E como atividade tributada, os saldos credores acumulados em função do diferimento podem ser usados com qualquer outra atividade tributada a qual a empresa esteja fiscal e juridicamente habilitada a exercer.
SÍNTESE CONCLUSIVA
Diante do exposto, é fácil percebermos que quaisquer restrições em relação do princípio da não cumulatividade, só podem advir do Estatuto Supremo que a concebeu.
Tais restrições – vamos logo admitindo – existem. São apontadas na mesma Carta Magna, no inciso II do parágrafo segundo do artigo 155, a ISENÇÃO E NÃO INCIDÊNCIA. Apenas nestas hipóteses que é o princípio da não cumulatividade cede passo.
No entanto, como referimos inúmeras são as contendas judiciais, onde contribuintes buscam decretar a ilegalidade de restrições impostas pelo regulamento do ICMS, contrárias a norma estabelecida na Constituição Federal.
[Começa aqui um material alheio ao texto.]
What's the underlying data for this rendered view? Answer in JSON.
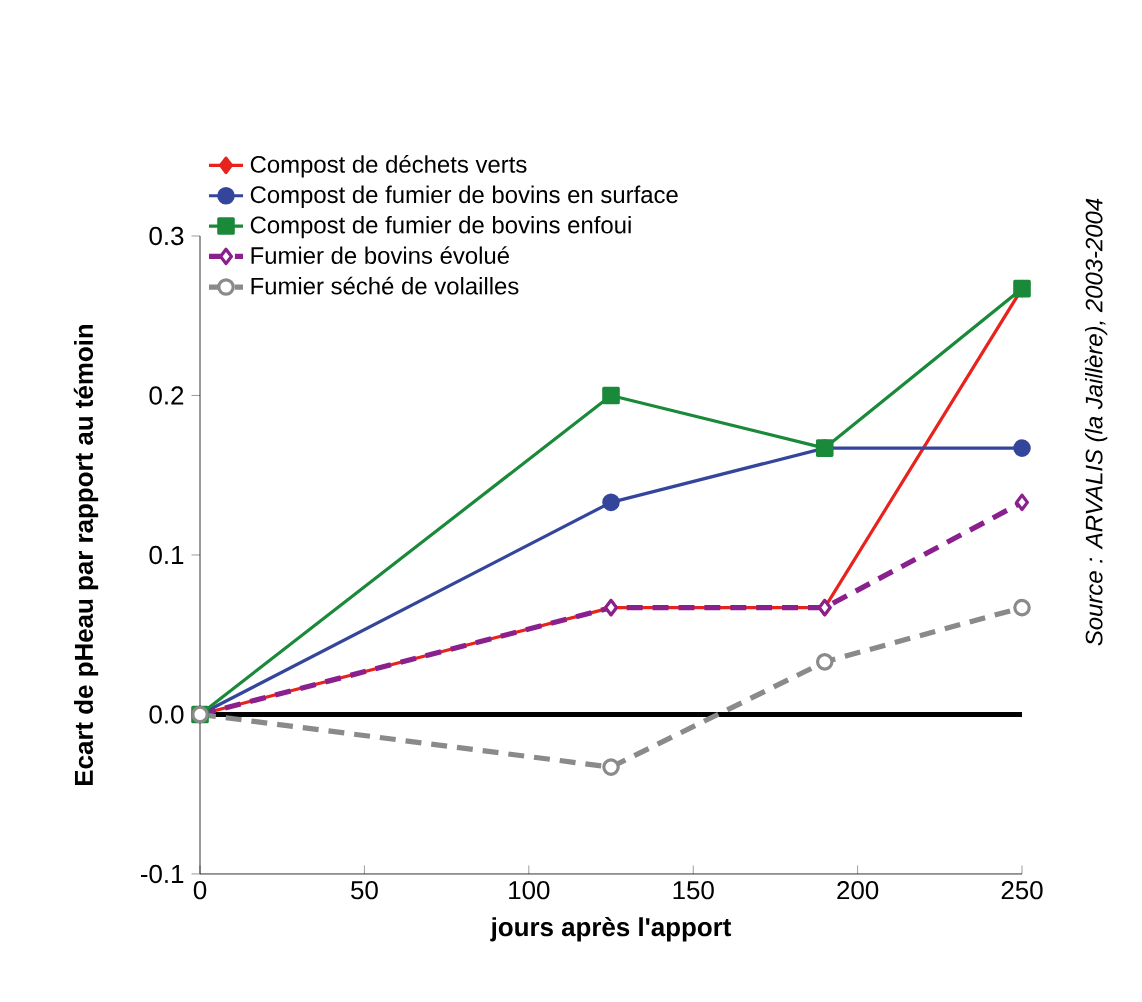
{
  "chart_data": {
    "type": "line",
    "x": [
      0,
      125,
      190,
      250
    ],
    "series": [
      {
        "name": "Compost de déchets verts",
        "color": "#e8221c",
        "marker": "diamond",
        "line_style": "solid",
        "values": [
          0,
          0.067,
          0.067,
          0.267
        ]
      },
      {
        "name": "Compost de fumier de bovins en surface",
        "color": "#34469b",
        "marker": "circle",
        "line_style": "solid",
        "values": [
          0,
          0.133,
          0.167,
          0.167
        ]
      },
      {
        "name": "Compost de fumier de bovins enfoui",
        "color": "#1a8a3a",
        "marker": "square",
        "line_style": "solid",
        "values": [
          0,
          0.2,
          0.167,
          0.267
        ]
      },
      {
        "name": "Fumier de bovins évolué",
        "color": "#8a1f8e",
        "marker": "diamond",
        "line_style": "dashed",
        "values": [
          0,
          0.067,
          0.067,
          0.133
        ]
      },
      {
        "name": "Fumier séché de volailles",
        "color": "#8a8a8a",
        "marker": "circle",
        "line_style": "dashed",
        "values": [
          0,
          -0.033,
          0.033,
          0.067
        ]
      }
    ],
    "xlabel": "jours après l'apport",
    "ylabel": "Ecart de pHeau par rapport au témoin",
    "xlim": [
      0,
      250
    ],
    "xticks": [
      0,
      50,
      100,
      150,
      200,
      250
    ],
    "ylim": [
      -0.1,
      0.3
    ],
    "yticks": [
      -0.1,
      {
        "value": 0,
        "label": "0.0"
      },
      0.1,
      0.2,
      0.3
    ],
    "ref_lines": [
      {
        "axis": "y",
        "value": 0,
        "color": "#000000"
      }
    ],
    "legend": "top left",
    "annotations": [
      "Source : ARVALIS (*la Jaillère*), 2003-2004"
    ]
  }
}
Principalmente buscando o direito de manter o crédito nas saídas decorrentes da ALÍQUOTA ZERO, ALÍQUOTA REDUZIDA ou BASE DE CÁLCULO REDUZIDA.
Fartos tem sidos os precedentes jurisprudenciais que asseguram aos contribuintes o direito de transferência de saldo credor acumulado de ICMS decorrentes de saídas que destinem mercadorias e serviços ao exterior, sem as limitações impostas nos regulamentos do ICMS das unidades das federações, no que tangem a estes créditos decorrentes de EXPORTAÇÃO.
No que concerne aos créditos acumulados de ICMS decorrentes de saídas ao abrigo do diferimento, pelo fato de tais mercadorias virem a ser objeto de futuras operações tributadas, tem-se que o DIFERIMENTO equivale a uma atividade tributada, se sendo apenas uma postergação do recolhimento do imposto, o que ocorre na etapa seguinte.
A gestão dos impostos pode significar a vida longa ou morte precoce de um empreendimento. O ICMS, pela sua complexidade e alta alíquota é o imposto que mais onera os empreendimentos, tanto no aspecto controle quanto no aspecto financeiro.
O saldo credor acumulado de ICMS constitui verdadeiro confisco, vez que rompe a cadeia da não cumulatividade, ficando a empresa com o saldo credor com este ônus.
De acordo com o determinado no Regulamento do ICMS em cada unidade da federação, o saldo credor acumulado de ICMS, poderá ou não ser utilizado em proveito próprio, para compensação de outros débitos ou ainda transferido a terceiros.
Em determinadas situações, com o devido conhecimento da legislação aplicável, é possível transferir saldo credor acumulado de ICMS a estabelecimentos de terceiros, de forma administrativa, com autorização prévia da Secretaria da Fazenda.